プロローグ

 
 世界の終わりが訪れる。
 終わりの炎が、世界中を焼き尽くす。
 全て美しき峰々、渓谷、森林、海原、小川を呑み込んで。
 全ての生き物、人間を呑み込んで。
 人間が築き上げた全ての文明を呑み込んで。

 逃げ惑う人々は一瞬にして消し飛び、髪一本残らぬ。
 青々とした草原は焦土と化し、森には黒焦げの木々しか残らず、海は沸騰する。
 空は厚い灰色の雲に覆われ、世界は闇に包まれた。
 暗闇の世界で、終わりの炎だけが光っている。
 その炎が、あらゆる大陸の、あらゆる生命、自然、建築物を破壊してゆく。

 その、かつてどこかで予言されたような終末世界の中でただ一つ、動くものがあった。
 それは、人間のような化け物だった。
 周囲を禍々しい瘴気で包まれた全身真っ黒の異形のものは、天高く浮き、赤い目を光らせ、恐ろしい叫び声を上げながら、全身から瘴気と炎を放射状に放ち、世界を破滅へと導いていた。
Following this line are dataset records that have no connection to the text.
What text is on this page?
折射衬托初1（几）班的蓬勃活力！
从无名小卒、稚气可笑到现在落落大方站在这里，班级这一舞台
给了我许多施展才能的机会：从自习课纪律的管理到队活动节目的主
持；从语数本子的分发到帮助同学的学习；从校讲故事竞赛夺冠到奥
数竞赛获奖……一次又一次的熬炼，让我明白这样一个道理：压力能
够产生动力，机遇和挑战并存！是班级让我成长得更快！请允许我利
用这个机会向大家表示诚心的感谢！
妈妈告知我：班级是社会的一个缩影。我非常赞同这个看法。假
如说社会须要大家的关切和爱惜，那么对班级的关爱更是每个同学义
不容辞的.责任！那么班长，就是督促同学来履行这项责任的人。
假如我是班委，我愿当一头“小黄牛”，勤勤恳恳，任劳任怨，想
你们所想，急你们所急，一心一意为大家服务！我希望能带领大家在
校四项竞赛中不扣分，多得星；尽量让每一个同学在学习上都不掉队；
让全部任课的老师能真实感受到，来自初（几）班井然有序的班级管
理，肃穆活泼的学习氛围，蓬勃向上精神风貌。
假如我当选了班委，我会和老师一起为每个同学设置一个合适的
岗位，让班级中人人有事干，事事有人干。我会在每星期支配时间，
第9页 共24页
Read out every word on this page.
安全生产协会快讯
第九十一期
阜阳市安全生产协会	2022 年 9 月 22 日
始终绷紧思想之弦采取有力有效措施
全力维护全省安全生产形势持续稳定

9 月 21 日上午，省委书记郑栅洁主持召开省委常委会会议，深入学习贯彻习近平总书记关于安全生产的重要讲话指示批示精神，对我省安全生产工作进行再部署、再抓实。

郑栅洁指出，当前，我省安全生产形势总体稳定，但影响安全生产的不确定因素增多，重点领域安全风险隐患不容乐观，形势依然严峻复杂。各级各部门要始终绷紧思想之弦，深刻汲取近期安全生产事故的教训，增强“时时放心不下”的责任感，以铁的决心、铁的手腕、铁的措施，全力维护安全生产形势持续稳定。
 化け物の顔は醜く、血管が浮き出て膨張し、剥き出しの牙からは涎が滴り落ちて足元のビルを溶かす。
 誰もが目を背けたくなるような、恐ろしい形相だった。
 だが、その顔の造形は獣というより人間に似ており、原型は人間であろうと思わせるような何かがある。

 そのときふいに、化け物の顔の色味が白くなり、牙が引っ込み、皺が消え、目が黒くなった。
 そうして浮かび上がってきた顔に、上重優は思わず息を呑む。
 それは、自分の顔だった。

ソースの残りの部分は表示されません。